Event-based prediction of stream turbidity using a combined cluster analysis and classification tree approach

•Event turbidity was predicted for three Mid-Atlantic streams.•Model parameters were predicted based on event hydrologic characteristics.•Ratio of beginning to peak discharge was most significant predictor for two streams.•The majority of classification tree predictors were antecedent moisture indicators.•Antecedent discharge was a better predictor than antecedent precipitation.

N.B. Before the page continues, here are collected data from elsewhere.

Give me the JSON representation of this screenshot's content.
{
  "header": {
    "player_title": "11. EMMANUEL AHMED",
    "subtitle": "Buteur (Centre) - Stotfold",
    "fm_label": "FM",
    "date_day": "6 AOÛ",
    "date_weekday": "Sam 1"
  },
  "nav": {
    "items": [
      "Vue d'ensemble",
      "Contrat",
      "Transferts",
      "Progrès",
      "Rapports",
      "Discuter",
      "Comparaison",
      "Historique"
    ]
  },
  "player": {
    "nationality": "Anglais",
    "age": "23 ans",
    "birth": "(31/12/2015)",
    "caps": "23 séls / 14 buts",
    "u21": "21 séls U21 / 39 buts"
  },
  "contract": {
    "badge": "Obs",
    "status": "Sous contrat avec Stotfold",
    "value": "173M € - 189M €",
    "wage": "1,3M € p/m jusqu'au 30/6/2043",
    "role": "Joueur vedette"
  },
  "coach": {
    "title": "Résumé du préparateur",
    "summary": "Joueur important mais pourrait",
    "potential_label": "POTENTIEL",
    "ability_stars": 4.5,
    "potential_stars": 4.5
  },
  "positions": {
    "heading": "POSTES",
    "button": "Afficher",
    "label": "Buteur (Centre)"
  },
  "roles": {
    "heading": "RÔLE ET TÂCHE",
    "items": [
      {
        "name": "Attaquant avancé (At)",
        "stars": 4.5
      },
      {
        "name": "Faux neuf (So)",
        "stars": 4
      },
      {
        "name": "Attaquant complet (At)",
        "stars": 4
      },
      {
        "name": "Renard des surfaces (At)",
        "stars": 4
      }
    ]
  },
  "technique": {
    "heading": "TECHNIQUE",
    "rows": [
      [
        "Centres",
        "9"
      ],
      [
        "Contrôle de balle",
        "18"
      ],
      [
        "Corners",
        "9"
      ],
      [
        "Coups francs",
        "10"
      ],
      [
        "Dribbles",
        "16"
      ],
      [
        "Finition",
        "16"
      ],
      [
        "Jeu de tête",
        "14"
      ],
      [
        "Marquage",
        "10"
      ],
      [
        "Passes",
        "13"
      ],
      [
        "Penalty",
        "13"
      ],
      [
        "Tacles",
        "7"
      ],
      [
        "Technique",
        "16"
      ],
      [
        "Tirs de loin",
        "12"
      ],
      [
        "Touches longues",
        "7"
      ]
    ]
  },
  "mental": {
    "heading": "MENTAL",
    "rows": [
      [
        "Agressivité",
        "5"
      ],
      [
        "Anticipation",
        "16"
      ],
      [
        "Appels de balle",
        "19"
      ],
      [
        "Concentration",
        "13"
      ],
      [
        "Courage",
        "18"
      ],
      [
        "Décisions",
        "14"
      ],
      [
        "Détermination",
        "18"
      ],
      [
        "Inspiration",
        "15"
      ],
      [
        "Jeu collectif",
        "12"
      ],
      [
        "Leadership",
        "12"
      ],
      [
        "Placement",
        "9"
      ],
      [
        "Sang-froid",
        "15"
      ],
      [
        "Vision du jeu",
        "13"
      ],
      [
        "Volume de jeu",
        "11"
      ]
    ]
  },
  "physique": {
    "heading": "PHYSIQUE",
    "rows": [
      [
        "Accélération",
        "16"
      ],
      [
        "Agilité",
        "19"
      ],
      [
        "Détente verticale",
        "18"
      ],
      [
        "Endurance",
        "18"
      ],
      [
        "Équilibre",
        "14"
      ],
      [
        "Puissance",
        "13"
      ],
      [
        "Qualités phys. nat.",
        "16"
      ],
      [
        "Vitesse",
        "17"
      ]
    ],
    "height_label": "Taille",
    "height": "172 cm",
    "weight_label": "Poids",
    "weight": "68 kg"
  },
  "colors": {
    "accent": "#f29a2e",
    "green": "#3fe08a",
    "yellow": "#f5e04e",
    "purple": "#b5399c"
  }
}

SummaryStream turbidity typically increases during streamflow events; however, similar event hydrographs can produce markedly different event turbidity behaviors because many factors influence turbidity in addition to streamflow, including antecedent moisture conditions, season, and supply of turbidity-causing materials. Modeling of sub-hourly turbidity as a function of streamflow shows that event model parameters vary on an event-by-event basis. Here we examine the extent to which stream turbidity can be predicted through the prediction of event model parameters. Using three mid-sized streams from the Mid-Atlantic region of the U.S., we show the model parameter set for each event can be predicted based on the event characteristics (e.g., hydrologic, meteorologic and antecedent moisture conditions) using a combined cluster analysis and classification tree approach. The results suggest that the ratio of beginning event discharge to peak event discharge (an estimate of the event baseflow index), as well as catchment antecedent moisture, are important factors in the prediction of event turbidity. Indicators of antecedent moisture, particularly those derived from antecedent discharge, account for the majority of the splitting nodes in the classification trees for all three streams. For this study, prediction of turbidity during streamflow events is based upon observed data (e.g., measured streamflow, precipitation and air temperature). However, the results also suggest that the methods presented here can, in future work, be used in conjunction with forecasts of streamflow, precipitation and air temperature to forecast stream turbidity.